Ивану не по душе было сторониться Тошки и глядеть на нее зверем, но начнет с ней говорить — словно кто-то за горло ухватит и губы задергаются. Раньше, когда Минчо еще был жив, она часто шутила с ним, посмеивалась над его любовными увлечениями. „Слушай, Иван, — говорит бывало, а у самой глаза так и смеются, — хочешь, я тебе все улажу с Маламкой. Брось ты эту Ленку Пекову, она около Балабанова увивается.
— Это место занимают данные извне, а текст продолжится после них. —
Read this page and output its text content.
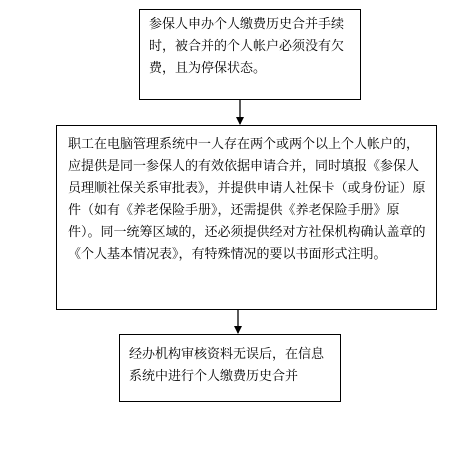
参保人申办个人缴费历史合并手续时，被合并的个人帐户必须没有欠费，且为停保状态。
职工在电脑管理系统中一人存在两个或两个以上个人帐户的，应提供是同一参保人的有效依据申请合并，同时填报《参保人员理顺社保关系审批表》，并提供申请人社保卡（或身份证）原件（如有《养老保险手册》，还需提供《养老保险手册》原件）。同一统筹区域的，还必须提供经对方社保机构确认盖章的《个人基本情况表》，有特殊情况的要以书面形式注明。
经办机构审核资料无误后，在信息系统中进行个人缴费历史合并
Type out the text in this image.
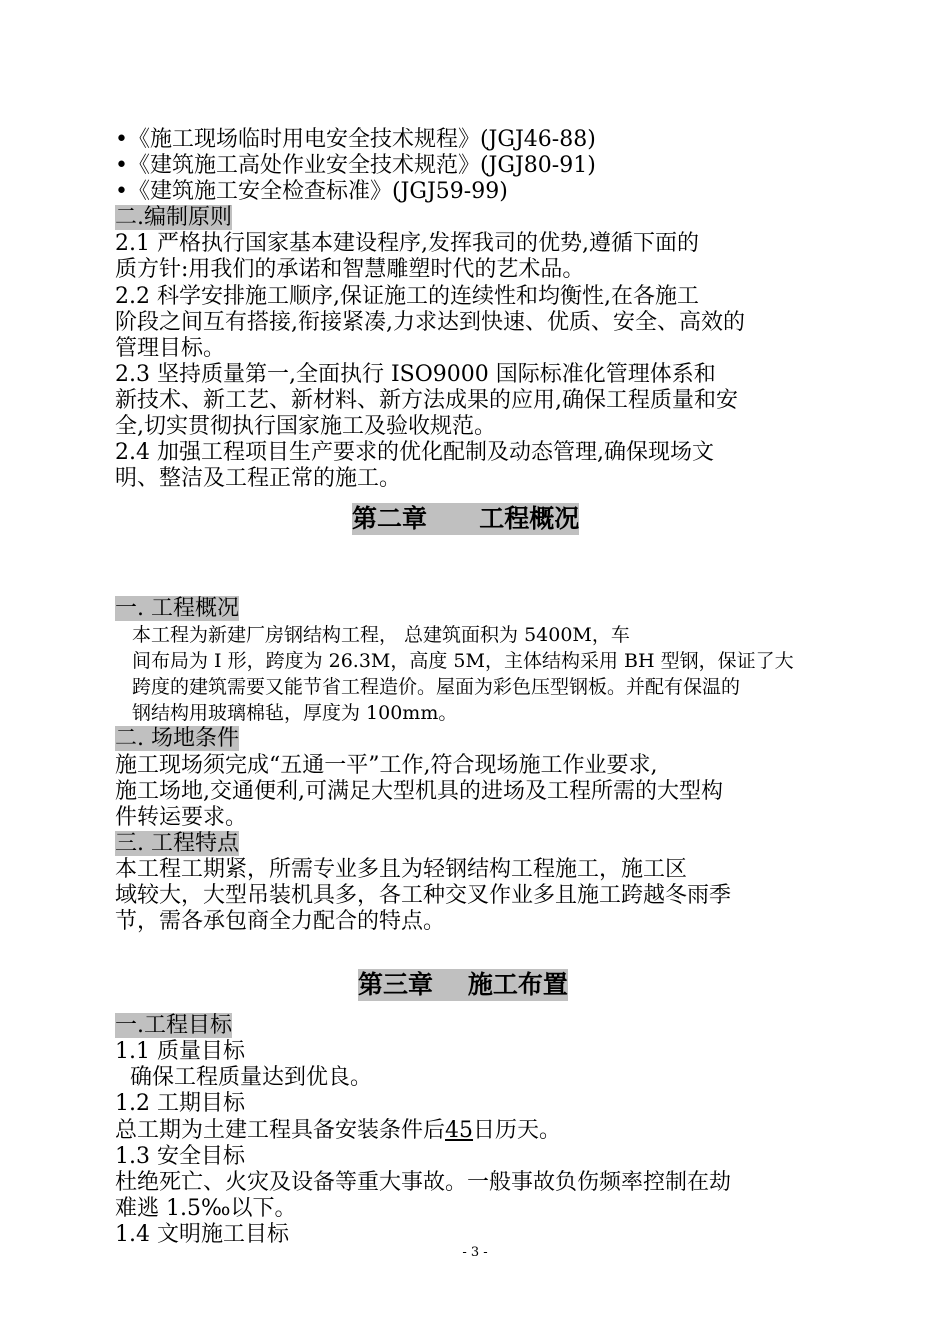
•《施工现场临时用电安全技术规程》(JGJ46-88)
•《建筑施工高处作业安全技术规范》(JGJ80-91)
•《建筑施工安全检查标准》(JGJ59-99)
二.编制原则
2.1 严格执行国家基本建设程序,发挥我司的优势,遵循下面的
质方针:用我们的承诺和智慧雕塑时代的艺术品。
2.2 科学安排施工顺序,保证施工的连续性和均衡性,在各施工
阶段之间互有搭接,衔接紧凑,力求达到快速、优质、安全、高效的
管理目标。
2.3 坚持质量第一,全面执行 ISO9000 国际标准化管理体系和
新技术、新工艺、新材料、新方法成果的应用,确保工程质量和安
全,切实贯彻执行国家施工及验收规范。
2.4 加强工程项目生产要求的优化配制及动态管理,确保现场文
明、整洁及工程正常的施工。
第二章      工程概况
一. 工程概况
本工程为新建厂房钢结构工程， 总建筑面积为 5400M，车
间布局为 I 形，跨度为 26.3M，高度 5M，主体结构采用 BH 型钢，保证了大
跨度的建筑需要又能节省工程造价。屋面为彩色压型钢板。并配有保温的
钢结构用玻璃棉毡，厚度为 100mm。
二. 场地条件
施工现场须完成“五通一平”工作,符合现场施工作业要求,
施工场地,交通便利,可满足大型机具的进场及工程所需的大型构
件转运要求。
三. 工程特点
本工程工期紧，所需专业多且为轻钢结构工程施工，施工区
域较大，大型吊装机具多，各工种交叉作业多且施工跨越冬雨季
节，需各承包商全力配合的特点。
第三章    施工布置
一.工程目标
1.1 质量目标
确保工程质量达到优良。
1.2 工期目标
总工期为土建工程具备安装条件后45日历天。
1.3 安全目标
杜绝死亡、火灾及设备等重大事故。一般事故负伤频率控制在劫
难逃 1.5‰以下。
1.4 文明施工目标
- 3 -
Но ничего у нее там не выйдет, пустой номер, а Маламке ты по сердцу…“ Когда на Костиевской ярмарке Ивану приглянулась дочка Коли Кавалджиева и начал он ее обхаживать, Тошка в шутку посоветовала: „Стоʼит ли тебе ноги попусту бить, по костиевским закоулкам слоняться — маме невестка со стороны не нужна. А коли меня спросишь, так скажу: раз тебе она женой будет, так, значит, и мне родня.“
Вот и теперь ему хотелось, чтобы было все по-старому: чтобы снова шутили, чтобы невесту ему подыскивали. Но Тошка молчала. Да чего же он от нее-то хочет, когда сам — немтырь немтырем, слова ей не скажет, а старая так и караулит, чтобы, как иголкой, кольнуть. Иван же сам первый дуться начал, сам перестал с ней разговаривать, только злобные взгляды кидал. Да если бы и хотел с ней по-прежнему держаться, все равно ничего бы не вышло: засела заноза ему глубоко в сердце, и не мог он сладить со своими мыслями. Пройдет Тошка по селу — ей вдогонку шепоточки да насмешки, маслеными глазами ей по спине шарят, заигрывают по-мужицки нахально. Вдовушка, дескать, с ней можно… Так уж спокон веку заведено: молодая да красивая вдова — каждый с ней поиграть не прочь. Иван злился, но и сам поддавался общему настроению, и он не мог иногда глаз оторвать от ее стройной, гибкой фигуры, как магнитом притягивали ее крепкие ноги. Каждое движение ее тела гулом отдавалось в голове, в глазах темнело, даже дрожь пробирала… Иван готов был сам себя проклясть, силился не думать об этом, от стыда не знал, куда деться, но невольно, как подсолнух за солнцем, поворачивал голову за ней, не отрываясь взглядом от ее движений, стиснув зубы и хищно прищурив глаза. При посторонних было легче, но стоило им остаться вдвоем, он боялся поднять на нее глаза, ему казалось, она все сразу поймет, прочтет его гнусные желания и с отвращением плюнет в лицо… Теперь он уже и сам не знал, почему с ней молчит: из-за дележа земли или из-за этих темных желаний.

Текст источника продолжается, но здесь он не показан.